Alaska tug crewman crushed between barges during line repair

A tugboat crewman died after getting caught between two barges in the Naknek River in southwest Alaska.

The accident occurred at 1145 on June 29 when two barge workers were repairing a fouled line connected to a mooring buoy. Spencer Brewer, 20, of Seattle, Wash., fell into the water and was crushed between the barges while trying to climb onto the deck of one of them, according to Bristol Bay Borough Police Chief Stan Swetzof.

Brewer tried to drop back into the water as the barges moved closer together, but he was wearing a personal flotation device and was unable to get under the surface.

“They were able to get the barges apart again, and by then people on the barge said he appeared to be unconscious and was floating downriver with the current,” Swetzof said. “They pulled him out of the water and performed CPR.”

Coast Guard spokeswoman Meredith Manning confirmed that the accident occurred during a mooring evolution but declined to elaborate. The accident remains under investigation and a cause was not available.
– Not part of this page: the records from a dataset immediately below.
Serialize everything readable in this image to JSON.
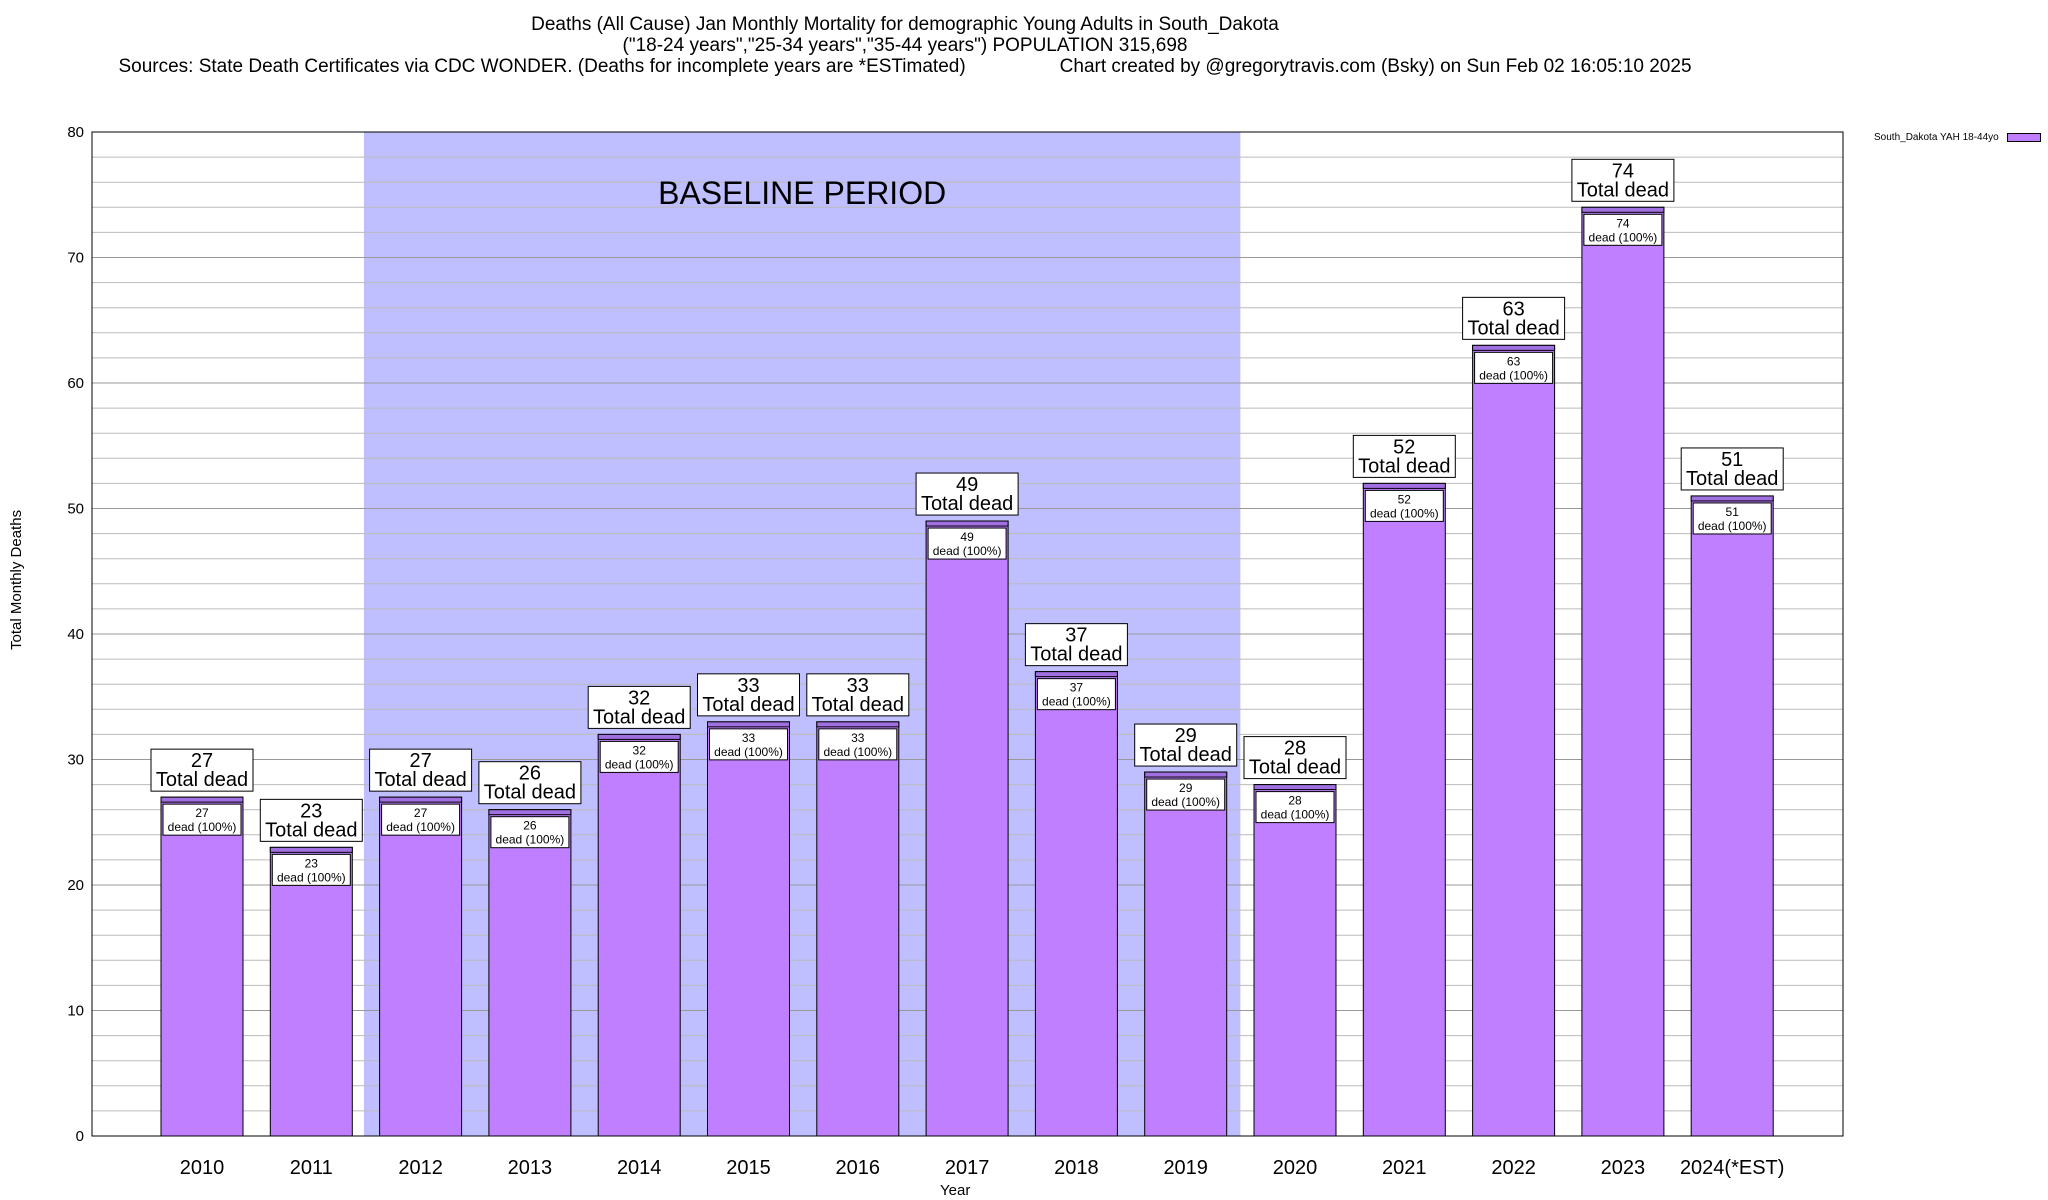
{
  "chart_data": {
    "type": "bar",
    "title": "Deaths (All Cause) Jan Monthly Mortality for demographic Young Adults in South_Dakota",
    "subtitle": "(\"18-24 years\",\"25-34 years\",\"35-44 years\") POPULATION 315,698",
    "sources": "Sources: State Death Certificates via CDC WONDER. (Deaths for incomplete years are *ESTimated)",
    "credit": "Chart created by @gregorytravis.com (Bsky) on Sun Feb 02 16:05:10 2025",
    "xlabel": "Year",
    "ylabel": "Total Monthly Deaths",
    "ylim": [
      0,
      80
    ],
    "yticks": [
      0,
      10,
      20,
      30,
      40,
      50,
      60,
      70,
      80
    ],
    "y_minor_step": 2,
    "grid": true,
    "legend": {
      "position": "top-right",
      "label": "South_Dakota YAH 18-44yo"
    },
    "categories": [
      "2010",
      "2011",
      "2012",
      "2013",
      "2014",
      "2015",
      "2016",
      "2017",
      "2018",
      "2019",
      "2020",
      "2021",
      "2022",
      "2023",
      "2024(*EST)"
    ],
    "series": [
      {
        "name": "South_Dakota YAH 18-44yo",
        "values": [
          27,
          23,
          27,
          26,
          32,
          33,
          33,
          49,
          37,
          29,
          28,
          52,
          63,
          74,
          51
        ]
      }
    ],
    "bar_color": "#bf7fff",
    "bar_top_strip_color": "#a070e0",
    "total_label_suffix": "Total dead",
    "inner_label_suffix": "dead (100%)",
    "baseline": {
      "label": "BASELINE PERIOD",
      "start": "2012",
      "end": "2019",
      "color": "#bfbfff"
    }
  }
}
Brewer was an able seaman on the 1,480-hp tugboat Cross Point operated by Alaska Marine Lines. Cross Point and several other tugs were returning to the Naknek area from a transport to Egegik, Alaska, when they stopped near the mouth of the Naknek River to repair the fouled line. One barge was tied to the mooring buoy, with other barges tied onto the center barge’s port and starboard sides.

Brewer and the other crewman climbed onto the buoy while one of the tugboats pushed the barges back, against the current, to allow for the line repair. Swetzof said one barge slipped forward and bumped the buoy, sending Brewer into the water.

One of the tugboats in the area picked up the other crewman but Brewer went under the surface. He ended up under a barge and the crew worked to spread the vessels apart. Brewer surfaced between two barges about 25 feet downriver, police said.

Brewer “started trying to climb up out of water and barges started coming back together, and (the crew) began hollering and telling him he was not going to make it and to try to get under the barge,” Swetzof said.

Brewer apparently tried but was unsuccessful, according to Swetzof.

Afterward, the crew again separated the barges, and Brewer floated with the current. Crew ran to the stern of the roughly 300-foot barge and pulled him onto the deck.

He was transferred to a tugboat and one of the crewmen called for an ambulance to meet them at a nearby dock, but it took 20 minutes for the boat to return to shore. Nobody gave Brewer CPR during transit because only the captain operating the vessel knew how to perform it, Swetzof said.

First responders on shore tried for 30 minutes to resuscitate Brewer, but those efforts were not successful and he was declared dead. Authorities performed an autopsy but the manner of death was not available as of late July.

According to his obituary, Brewer was friendly, outgoing and good for a laugh. He made friends easily and was always willing to lend a hand.

“He loved everything that had to do with boats and the water, starting with early days as a Sea Scout. The chance to live and work in Alaska was a dream come true,” the obituary said.

Alaska Marine Lines is a subsidiary of Lynden, a West Coast marine transportation firm based in Seattle. A spokesman declined to comment on the accident.